Antes de la ceremonia: el roji
El jardín de entrada a la sala de té (roji, que significa "camino de rocío") no es solo decoración. Es el primer paso de la transformación: al caminar por el roji, el invitado deja simbólicamente el mundo exterior. El paso por el tsukubai (lavabo bajo de piedra) donde se lavan manos y boca es el cierre de esa transición. Ningún detalle del roji es accidental.
La entrada por el nijiriguchi
La entrada a la sala de té es una apertura baja (nijiriguchi) de unos 60 cm de alto, que obliga a todos los invitados a inclinarse para entrar, independientemente de su rango social. Sen no Rikyu diseñó esta entrada deliberadamente: guerreros, nobles y comerciantes entraban todos de la misma manera.
La contemplación del tokonoma
Antes de tomar asiento, cada invitado se acerca al tokonoma (alcoba) para observar el kakemono (pergamino colgado con caligrafía o pintura) y el arreglo floral (chabana). El anfitrión elige estos elementos con un tema específico que comunica el espíritu de la ceremonia sin palabras. La primera conversación de la reunión suele ser sobre el tema del kakemono.

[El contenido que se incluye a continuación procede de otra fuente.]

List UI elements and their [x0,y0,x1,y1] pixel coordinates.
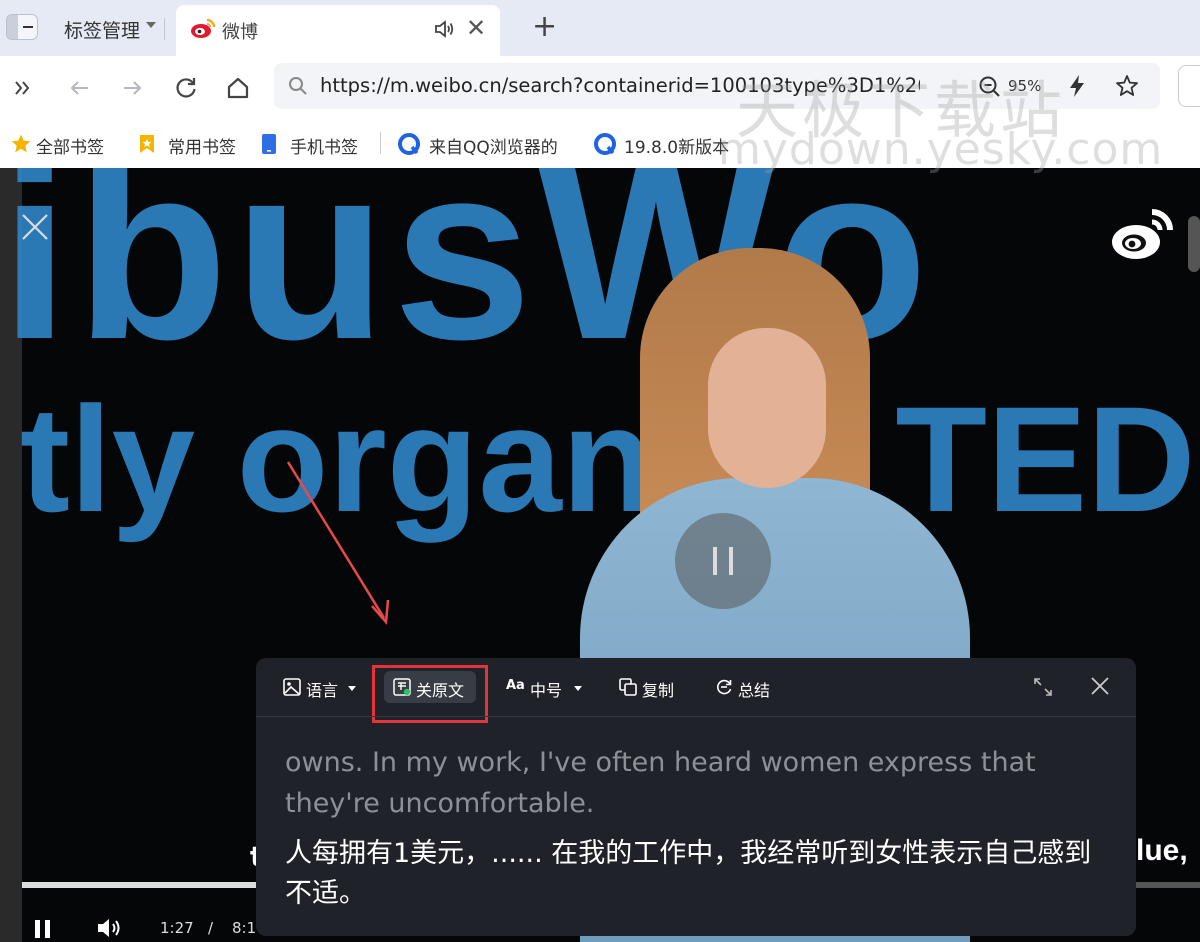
original-text: owns. In my work, I've often heard women… [285,747,1036,819]
tab-weibo[interactable]: 微博 ✕ [176,5,500,56]
close-video-icon[interactable] [20,212,50,242]
home-icon[interactable] [222,72,254,104]
sidebar-expand-icon[interactable] [8,72,40,104]
qq-browser-icon [398,133,420,155]
translated-text: 人每拥有1美元，...... 在我的工作中，我经常听到女性表示自己感到不适。 [285,838,1092,909]
chevron-down-icon [348,686,356,691]
language-icon [283,678,301,696]
copy-icon [619,678,637,696]
speaker-icon[interactable] [432,17,456,41]
annotation-arrow [286,461,390,626]
address-bar[interactable]: https://m.weibo.cn/search?containerid=10… [274,63,1160,109]
tab-title: 微博 [222,22,258,43]
speaker-face [708,328,826,488]
font-size-button[interactable]: Aa 中号 [506,674,586,700]
language-button[interactable]: 语言 [282,674,362,700]
bookmark-separator [380,132,381,154]
panel-divider [256,716,1136,717]
video-background-text-2: tly organiz | TED [20,375,1196,543]
search-icon [289,77,307,95]
zoom-level[interactable]: 95% [1008,77,1041,95]
weibo-logo [1112,209,1173,259]
tab-group-icon[interactable] [6,14,38,40]
back-icon[interactable] [64,72,96,104]
tab-divider [164,18,165,40]
url-text[interactable]: https://m.weibo.cn/search?containerid=10… [320,74,920,97]
close-panel-icon[interactable] [1090,676,1110,696]
translation-panel: 语言 关原文 Aa 中号 复制 总结 owns. In my work, I'v… [256,658,1136,936]
summary-button[interactable]: 总结 [714,674,784,700]
toolbar: https://m.weibo.cn/search?containerid=10… [0,56,1200,118]
star-icon [11,134,31,153]
current-time: 1:27 [160,919,194,937]
tab-bar: 标签管理 微博 ✕ + [0,0,1200,56]
phone-icon [262,134,276,154]
zoom-icon[interactable] [978,75,1002,99]
summary-icon [717,679,732,695]
new-tab-button[interactable]: + [532,12,557,42]
reload-icon[interactable] [170,72,202,104]
volume-icon[interactable] [96,916,124,940]
chevron-down-icon[interactable] [146,22,156,28]
lightning-icon[interactable] [1064,73,1090,99]
font-size-icon: Aa [506,678,525,693]
bookmark-star-icon[interactable] [1114,73,1140,99]
time-separator: / [208,919,214,937]
scrollbar-thumb[interactable] [1188,216,1200,272]
video-subtitle-fragment-right: lue, [1136,834,1188,867]
close-tab-icon[interactable]: ✕ [466,14,486,42]
bookmark-icon [140,135,154,153]
copy-button[interactable]: 复制 [618,674,688,700]
weibo-icon [191,18,216,38]
total-time: 8:1 [232,919,257,937]
forward-icon[interactable] [116,72,148,104]
pause-icon[interactable] [32,918,54,940]
extension-button[interactable] [1178,65,1200,107]
chevron-down-icon [574,686,582,691]
qq-browser-icon [594,133,616,155]
expand-icon[interactable] [1032,676,1054,698]
pause-overlay-button[interactable] [675,513,771,609]
annotation-highlight-box [372,665,488,723]
video-progress-fill [22,882,258,888]
bookmarks-bar: 全部书签 常用书签 手机书签 来自QQ浏览器的 19.8.0新版本 [0,118,1200,168]
tab-manager-label[interactable]: 标签管理 [64,16,140,43]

La limpieza ritual de los utensilios
El anfitrión limpia cada utensilio ante los invitados con movimientos lentos y precisos. El fukusa (pañuelo de seda) se dobla de maneras específicas para limpiar el chakin (contenedor del matcha) y el natsume. Esta limpieza no es para quitar suciedad física — los utensilios ya están limpios — sino un acto de purificación mental que prepara el espacio para la preparación del té.
La preparación del té
Para el koicha: el anfitrión pesa el matcha con el chashaku y lo coloca en el chawan, añade agua caliente en hilo lento y bate con movimientos circulares lentos durante 2-3 minutos hasta obtener una pasta homogénea. Para el usucha: más matcha, más agua, batido en W rápido durante 15-20 segundos para crear espuma.
La recepción del cuenco
El invitado recibe el chawan con ambas manos, lo coloca en la palma izquierda, lo sujeta con la derecha. Lo gira dos veces en sentido horario antes de beber. Esto mueve la parte frontal (la más bonita del cuenco) hacia el lado del anfitrión: no quieres poner los labios en el punto focal de la pieza. Después de beber, limpia el borde donde tocaron sus labios con el kobukusa (pequeño pañuelo) y lo gira de vuelta antes de devolverlo.